Question

A mass spectrometer is a device which selects particles of equal mass. An iron with electric charge q > 0 starts at rest from a source S and is accelerated through a potential difference V. It passes through a hole into a region of constant magnetic field Vector B perpendicular to the plane of the paper as shown in the figure. The particle is deflected by the magnetic field and emerges through the bottom hole at a distance ‘d’ from the top hole. The mass of the particle

A. $\dfrac{{qBd}}{V}$
B. $\dfrac{{q{B^2}{d^2}}}{{4V}}$
C. $\dfrac{{q{B^2}{d^2}}}{{8V}}$
D. $\dfrac{{qBd}}{{2V}}$

Answer 1

Hint: Whenever a body having any given charge irrespective of the mass is accelerated through a potential difference it gains energy, this energy is in the form of kinetic energy which means velocity is associated with the charged moving body.Then if a body is having a charge and velocity moves under a magnetic field it moves in a circular motion If only the magnetic field is perpendicular to the direction of velocity.

Formula used:
The energy of a particle accelerated through a potential difference.
$E = qV$
where $q$ is the charge of the body and $V$ is the potential difference provided.
Kinetic energy:
$KE = \dfrac{1}{2}m{v^2}$
where $v$ is the velocity of the object and $m$ is the mass of the object.
Centripetal force:
$F = \dfrac{{m{v^2}}}{r}$
Where is the mass of the object $v$ is the speed of the object and $r$ is the radius of the circular track in which it is moving.
Force due to magnetic interaction:
$F = qvB$
Where, $q$ is the charge of the body, $v$ is the speed of the body and $B$ is the magnitude of the magnetic field.

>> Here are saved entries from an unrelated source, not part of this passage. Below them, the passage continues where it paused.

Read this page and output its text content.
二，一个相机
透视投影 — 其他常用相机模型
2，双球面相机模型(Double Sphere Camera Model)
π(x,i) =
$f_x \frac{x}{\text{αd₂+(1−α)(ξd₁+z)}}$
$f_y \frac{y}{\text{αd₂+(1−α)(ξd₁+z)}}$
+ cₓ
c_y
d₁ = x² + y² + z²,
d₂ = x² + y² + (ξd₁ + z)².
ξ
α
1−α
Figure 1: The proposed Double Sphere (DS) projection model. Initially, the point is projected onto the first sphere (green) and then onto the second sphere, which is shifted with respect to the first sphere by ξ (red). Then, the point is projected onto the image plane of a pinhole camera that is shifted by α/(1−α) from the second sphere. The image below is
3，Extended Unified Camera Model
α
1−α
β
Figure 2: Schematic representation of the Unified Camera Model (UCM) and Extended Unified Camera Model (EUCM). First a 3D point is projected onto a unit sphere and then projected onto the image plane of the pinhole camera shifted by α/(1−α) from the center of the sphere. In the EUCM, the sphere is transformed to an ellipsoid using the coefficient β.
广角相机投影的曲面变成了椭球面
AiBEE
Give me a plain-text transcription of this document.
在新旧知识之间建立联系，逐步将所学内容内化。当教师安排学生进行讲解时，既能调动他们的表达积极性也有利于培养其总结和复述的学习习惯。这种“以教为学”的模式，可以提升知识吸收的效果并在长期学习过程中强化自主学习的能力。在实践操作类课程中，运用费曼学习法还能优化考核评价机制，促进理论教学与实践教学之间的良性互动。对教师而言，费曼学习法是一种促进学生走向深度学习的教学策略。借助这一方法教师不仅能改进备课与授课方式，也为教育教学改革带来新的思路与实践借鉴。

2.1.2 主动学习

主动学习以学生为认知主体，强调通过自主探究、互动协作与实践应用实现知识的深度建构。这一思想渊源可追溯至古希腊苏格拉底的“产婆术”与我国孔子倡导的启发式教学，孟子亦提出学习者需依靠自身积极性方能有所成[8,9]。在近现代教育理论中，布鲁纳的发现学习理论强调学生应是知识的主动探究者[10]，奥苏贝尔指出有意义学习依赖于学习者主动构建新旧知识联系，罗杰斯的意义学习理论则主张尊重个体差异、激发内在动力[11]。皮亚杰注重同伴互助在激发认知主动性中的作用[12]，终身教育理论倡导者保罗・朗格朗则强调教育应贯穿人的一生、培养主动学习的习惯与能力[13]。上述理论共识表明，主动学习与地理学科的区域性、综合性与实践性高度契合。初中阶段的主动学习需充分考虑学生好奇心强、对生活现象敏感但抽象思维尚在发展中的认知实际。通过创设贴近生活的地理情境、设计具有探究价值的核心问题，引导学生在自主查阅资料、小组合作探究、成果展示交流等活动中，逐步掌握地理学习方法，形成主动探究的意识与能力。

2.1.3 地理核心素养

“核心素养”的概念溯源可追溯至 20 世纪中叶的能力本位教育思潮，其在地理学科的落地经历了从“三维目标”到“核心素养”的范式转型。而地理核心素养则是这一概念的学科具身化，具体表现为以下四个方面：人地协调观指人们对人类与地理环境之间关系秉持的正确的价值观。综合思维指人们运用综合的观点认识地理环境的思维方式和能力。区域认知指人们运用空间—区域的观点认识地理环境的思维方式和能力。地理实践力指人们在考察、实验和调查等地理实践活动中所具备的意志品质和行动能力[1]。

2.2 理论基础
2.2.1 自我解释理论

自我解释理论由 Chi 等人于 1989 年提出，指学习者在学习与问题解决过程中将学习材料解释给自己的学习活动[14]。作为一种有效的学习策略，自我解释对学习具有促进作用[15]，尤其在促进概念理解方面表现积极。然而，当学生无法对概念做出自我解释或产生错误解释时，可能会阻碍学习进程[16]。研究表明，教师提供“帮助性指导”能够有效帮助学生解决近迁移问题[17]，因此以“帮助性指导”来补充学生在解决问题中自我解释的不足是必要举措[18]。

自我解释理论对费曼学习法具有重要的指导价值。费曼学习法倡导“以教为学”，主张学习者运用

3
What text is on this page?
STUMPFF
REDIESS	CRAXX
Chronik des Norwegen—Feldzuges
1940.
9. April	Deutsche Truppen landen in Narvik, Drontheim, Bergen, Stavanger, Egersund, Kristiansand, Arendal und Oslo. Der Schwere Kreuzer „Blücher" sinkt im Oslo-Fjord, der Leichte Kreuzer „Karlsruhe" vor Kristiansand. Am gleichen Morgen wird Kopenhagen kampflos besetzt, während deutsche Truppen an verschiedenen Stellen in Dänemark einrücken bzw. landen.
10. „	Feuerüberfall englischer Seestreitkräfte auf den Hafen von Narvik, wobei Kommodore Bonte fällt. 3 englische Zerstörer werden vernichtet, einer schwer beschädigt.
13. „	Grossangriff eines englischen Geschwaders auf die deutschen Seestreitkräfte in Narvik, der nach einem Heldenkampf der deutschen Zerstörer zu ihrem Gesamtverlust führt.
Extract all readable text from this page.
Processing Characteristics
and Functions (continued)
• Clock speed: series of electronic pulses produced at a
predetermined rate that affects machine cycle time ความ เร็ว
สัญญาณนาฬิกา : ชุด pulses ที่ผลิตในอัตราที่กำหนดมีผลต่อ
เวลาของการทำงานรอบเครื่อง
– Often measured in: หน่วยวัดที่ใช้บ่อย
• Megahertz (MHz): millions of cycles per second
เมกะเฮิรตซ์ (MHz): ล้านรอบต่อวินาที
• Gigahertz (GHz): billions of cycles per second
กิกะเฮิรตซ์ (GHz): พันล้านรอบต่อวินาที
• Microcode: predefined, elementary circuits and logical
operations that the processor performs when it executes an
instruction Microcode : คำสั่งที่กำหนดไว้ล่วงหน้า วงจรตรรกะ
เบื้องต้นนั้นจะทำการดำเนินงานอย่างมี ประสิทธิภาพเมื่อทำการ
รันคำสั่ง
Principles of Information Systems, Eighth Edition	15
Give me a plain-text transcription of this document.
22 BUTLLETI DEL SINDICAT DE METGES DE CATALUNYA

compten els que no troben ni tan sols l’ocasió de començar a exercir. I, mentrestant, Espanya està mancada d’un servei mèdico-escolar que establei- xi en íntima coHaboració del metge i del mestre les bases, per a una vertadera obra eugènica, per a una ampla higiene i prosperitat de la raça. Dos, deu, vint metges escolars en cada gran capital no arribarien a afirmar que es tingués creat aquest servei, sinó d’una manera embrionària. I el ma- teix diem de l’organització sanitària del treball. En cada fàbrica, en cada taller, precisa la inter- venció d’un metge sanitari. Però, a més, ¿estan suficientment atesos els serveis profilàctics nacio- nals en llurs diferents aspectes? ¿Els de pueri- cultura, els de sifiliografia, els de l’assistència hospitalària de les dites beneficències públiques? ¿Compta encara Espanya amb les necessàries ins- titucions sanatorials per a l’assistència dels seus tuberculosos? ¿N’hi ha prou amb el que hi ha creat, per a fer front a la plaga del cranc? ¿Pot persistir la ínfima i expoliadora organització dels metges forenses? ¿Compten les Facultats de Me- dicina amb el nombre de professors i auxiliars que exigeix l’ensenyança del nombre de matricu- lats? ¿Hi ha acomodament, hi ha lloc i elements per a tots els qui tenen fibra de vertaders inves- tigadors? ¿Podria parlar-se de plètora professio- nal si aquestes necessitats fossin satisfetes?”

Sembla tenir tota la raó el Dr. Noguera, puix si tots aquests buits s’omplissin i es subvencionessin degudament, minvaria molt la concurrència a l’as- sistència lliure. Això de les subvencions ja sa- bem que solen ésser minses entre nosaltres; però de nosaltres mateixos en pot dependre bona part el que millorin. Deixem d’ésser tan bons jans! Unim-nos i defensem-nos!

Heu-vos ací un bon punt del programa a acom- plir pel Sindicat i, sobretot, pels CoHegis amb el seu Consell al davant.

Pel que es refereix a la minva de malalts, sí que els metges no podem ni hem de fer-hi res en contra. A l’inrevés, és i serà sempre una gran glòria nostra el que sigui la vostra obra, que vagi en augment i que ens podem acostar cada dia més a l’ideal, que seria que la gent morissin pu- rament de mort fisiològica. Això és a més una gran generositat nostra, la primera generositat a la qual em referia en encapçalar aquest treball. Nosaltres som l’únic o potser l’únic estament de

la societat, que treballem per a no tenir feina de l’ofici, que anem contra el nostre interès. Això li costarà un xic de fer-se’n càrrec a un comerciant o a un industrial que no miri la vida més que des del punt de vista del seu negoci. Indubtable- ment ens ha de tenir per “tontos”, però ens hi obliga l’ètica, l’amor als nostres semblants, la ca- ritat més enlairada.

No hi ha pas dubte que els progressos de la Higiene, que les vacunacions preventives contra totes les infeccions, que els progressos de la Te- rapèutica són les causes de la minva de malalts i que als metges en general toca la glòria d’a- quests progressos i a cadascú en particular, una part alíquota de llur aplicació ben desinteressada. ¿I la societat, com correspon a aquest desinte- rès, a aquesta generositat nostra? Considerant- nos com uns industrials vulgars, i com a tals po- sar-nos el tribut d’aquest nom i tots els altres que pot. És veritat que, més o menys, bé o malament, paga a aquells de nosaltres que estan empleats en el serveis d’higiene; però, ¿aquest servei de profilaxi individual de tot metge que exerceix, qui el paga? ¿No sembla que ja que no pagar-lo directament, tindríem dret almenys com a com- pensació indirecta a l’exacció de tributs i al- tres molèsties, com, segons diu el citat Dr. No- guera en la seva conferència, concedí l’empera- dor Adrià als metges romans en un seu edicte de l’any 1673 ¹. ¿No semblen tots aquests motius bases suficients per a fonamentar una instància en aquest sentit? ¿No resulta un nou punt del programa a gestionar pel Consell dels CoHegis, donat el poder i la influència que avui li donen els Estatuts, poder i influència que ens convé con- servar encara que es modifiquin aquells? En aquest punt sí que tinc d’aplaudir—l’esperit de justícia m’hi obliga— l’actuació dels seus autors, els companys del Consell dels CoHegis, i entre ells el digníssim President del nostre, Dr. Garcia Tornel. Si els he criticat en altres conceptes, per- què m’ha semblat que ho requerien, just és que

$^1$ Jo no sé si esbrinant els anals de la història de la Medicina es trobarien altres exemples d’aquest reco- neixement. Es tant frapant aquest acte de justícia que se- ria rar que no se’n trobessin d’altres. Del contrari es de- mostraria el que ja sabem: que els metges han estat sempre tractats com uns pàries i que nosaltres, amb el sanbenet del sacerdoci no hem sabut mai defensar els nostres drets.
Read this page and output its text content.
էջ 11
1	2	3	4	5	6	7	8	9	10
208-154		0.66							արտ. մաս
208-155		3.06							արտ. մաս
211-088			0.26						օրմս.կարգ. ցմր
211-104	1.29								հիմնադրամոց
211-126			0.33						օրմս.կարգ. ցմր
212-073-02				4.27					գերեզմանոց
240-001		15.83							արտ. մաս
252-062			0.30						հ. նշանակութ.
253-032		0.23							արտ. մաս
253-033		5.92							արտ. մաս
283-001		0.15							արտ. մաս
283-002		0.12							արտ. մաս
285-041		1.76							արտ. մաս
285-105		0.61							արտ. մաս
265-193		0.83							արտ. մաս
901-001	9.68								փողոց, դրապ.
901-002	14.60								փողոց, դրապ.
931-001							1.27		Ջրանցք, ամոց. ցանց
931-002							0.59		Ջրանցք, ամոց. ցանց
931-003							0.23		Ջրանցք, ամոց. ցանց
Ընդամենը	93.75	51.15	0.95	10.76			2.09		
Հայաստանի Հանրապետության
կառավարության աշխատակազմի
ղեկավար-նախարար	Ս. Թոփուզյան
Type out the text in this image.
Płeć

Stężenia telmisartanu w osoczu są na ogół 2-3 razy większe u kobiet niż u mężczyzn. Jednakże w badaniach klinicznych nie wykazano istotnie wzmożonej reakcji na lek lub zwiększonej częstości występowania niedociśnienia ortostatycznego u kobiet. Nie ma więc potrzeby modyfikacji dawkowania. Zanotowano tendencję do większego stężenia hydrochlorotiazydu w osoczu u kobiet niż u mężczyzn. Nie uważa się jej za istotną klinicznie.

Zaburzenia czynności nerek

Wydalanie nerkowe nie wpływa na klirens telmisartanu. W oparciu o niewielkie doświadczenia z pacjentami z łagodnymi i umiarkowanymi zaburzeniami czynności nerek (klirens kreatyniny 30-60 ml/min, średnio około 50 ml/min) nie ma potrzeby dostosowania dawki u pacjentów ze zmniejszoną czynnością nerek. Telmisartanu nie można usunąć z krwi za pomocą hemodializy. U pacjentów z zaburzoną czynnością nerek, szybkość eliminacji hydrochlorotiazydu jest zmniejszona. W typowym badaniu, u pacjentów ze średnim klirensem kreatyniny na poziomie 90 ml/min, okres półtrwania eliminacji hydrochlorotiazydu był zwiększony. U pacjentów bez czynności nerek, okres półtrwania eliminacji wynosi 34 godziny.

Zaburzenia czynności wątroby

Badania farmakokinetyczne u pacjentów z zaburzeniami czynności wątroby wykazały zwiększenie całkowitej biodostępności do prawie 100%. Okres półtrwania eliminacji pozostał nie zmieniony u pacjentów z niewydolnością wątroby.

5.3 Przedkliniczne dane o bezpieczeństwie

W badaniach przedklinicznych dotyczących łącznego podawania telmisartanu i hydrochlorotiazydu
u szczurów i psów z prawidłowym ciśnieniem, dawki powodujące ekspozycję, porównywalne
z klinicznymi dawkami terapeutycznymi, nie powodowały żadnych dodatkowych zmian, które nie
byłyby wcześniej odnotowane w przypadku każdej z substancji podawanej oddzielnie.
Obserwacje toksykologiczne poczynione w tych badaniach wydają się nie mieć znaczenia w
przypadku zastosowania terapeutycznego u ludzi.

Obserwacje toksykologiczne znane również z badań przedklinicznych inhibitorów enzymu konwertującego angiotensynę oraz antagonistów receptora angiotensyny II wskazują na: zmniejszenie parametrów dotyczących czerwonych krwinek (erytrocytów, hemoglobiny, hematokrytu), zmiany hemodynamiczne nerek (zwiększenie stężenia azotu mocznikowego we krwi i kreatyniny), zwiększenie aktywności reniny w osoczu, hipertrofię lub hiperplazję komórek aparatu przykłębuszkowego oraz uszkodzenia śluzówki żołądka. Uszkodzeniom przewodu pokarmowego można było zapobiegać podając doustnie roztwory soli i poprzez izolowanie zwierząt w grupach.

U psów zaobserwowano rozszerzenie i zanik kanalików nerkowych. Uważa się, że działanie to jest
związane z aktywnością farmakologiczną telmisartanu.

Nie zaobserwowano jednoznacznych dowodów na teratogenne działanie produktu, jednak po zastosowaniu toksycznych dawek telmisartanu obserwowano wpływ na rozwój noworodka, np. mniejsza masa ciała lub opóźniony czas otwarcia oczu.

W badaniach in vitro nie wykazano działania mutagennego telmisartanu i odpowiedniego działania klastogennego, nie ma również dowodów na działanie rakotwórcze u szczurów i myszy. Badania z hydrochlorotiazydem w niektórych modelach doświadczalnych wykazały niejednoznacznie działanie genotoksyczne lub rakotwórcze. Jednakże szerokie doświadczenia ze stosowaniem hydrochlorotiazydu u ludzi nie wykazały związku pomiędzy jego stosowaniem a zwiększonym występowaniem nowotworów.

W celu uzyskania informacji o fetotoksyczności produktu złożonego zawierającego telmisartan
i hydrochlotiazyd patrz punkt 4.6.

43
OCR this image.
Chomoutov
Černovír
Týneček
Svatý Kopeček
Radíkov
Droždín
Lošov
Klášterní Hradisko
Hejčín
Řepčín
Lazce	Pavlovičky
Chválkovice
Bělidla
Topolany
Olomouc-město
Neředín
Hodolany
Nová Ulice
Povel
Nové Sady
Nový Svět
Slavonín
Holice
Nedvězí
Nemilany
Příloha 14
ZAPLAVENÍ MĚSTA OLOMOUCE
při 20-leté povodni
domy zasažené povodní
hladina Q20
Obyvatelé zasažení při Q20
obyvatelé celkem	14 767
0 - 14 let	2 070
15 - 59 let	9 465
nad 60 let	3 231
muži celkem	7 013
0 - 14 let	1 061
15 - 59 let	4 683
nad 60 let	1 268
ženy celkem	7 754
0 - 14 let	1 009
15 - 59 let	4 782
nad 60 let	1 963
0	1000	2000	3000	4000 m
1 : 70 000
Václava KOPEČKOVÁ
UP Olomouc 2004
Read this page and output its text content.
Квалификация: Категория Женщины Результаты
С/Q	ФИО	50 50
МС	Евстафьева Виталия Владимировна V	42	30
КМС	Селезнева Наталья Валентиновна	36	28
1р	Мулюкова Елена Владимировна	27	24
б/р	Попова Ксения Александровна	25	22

Complete step by step answer:
Since the body is accelerated by a potential difference. Thus, the energy of the iron mass $ = qV$ where $q$ is the charge of the body and $V$ is the potential difference provided.
Since this energy is stored in the form of kinetic energy as the mass is forced to accelerate
Let the mass of the object be $m$ :
So,
Energy $ = qV = \dfrac{1}{2}m{v^2}$where $v$ is the velocity of the mass
${v^2} = \dfrac{{2qV}}{m}$ by rearranging them.
$v = \sqrt {\dfrac{{2qV}}{m}} $
Now the object is passed through an area where the magnetic field is perpendicular to the direction of velocity so it performs a circular motion with diameter $ = d$ which mean its radius $ = \dfrac{d}{2}$

Since it performs a circular motion, the centripetal force is due to the interaction with magnetic field
$\dfrac{{m{v^2}}}{r} = qvB$
Where is the mass of the object $v$ is the speed of the object and $r$ is the radius of the circular track in which it is moving. $q$ is the charge of the body, $v$ is the speed of the body and $B$ is the magnitude of the magnetic field. Now by substituting the values.
Radius $ = \dfrac{d}{2}$ and $v = \sqrt {\dfrac{{2qV}}{m}} $so the equation becomes.
$\dfrac{{m\dfrac{{2qV}}{m}}}{{\dfrac{d}{2}}} = q\sqrt {\dfrac{{2qV}}{m}} B$
$\Rightarrow \dfrac{{4qV}}{d} = qB\sqrt {\dfrac{{2qV}}{m}} $
Now by squaring both the sides
$\dfrac{{16{q^2}{V^2}}}{{{d^2}}} = {q^2}{B^2}\dfrac{{2qV}}{m}$
Now let’s make the mass $m$ the subject of the equation
$m = \dfrac{{2{q^3}{B^2}V{d^2}}}{{16{q^2}{V^2}}} \\
\Rightarrow m = \dfrac{{q{B^2}{d^2}}}{{8V}}$
Thus, the mass of the object $ = \dfrac{{q{B^2}{d^2}}}{{8V}}$

So, the correct answer is option C.

Note: In this question we are assuming the force of friction to be zero and there is no energy loss. But if friction force is encountered then the velocity of the charged mass will decrease, which will make the force due to magnetic field interaction to decrease. If the centripetal force on the charge mass and the speed of the charge mass decreases at the same time this will lead to the decrease in the radius of the circle of rotation in the spectrometer.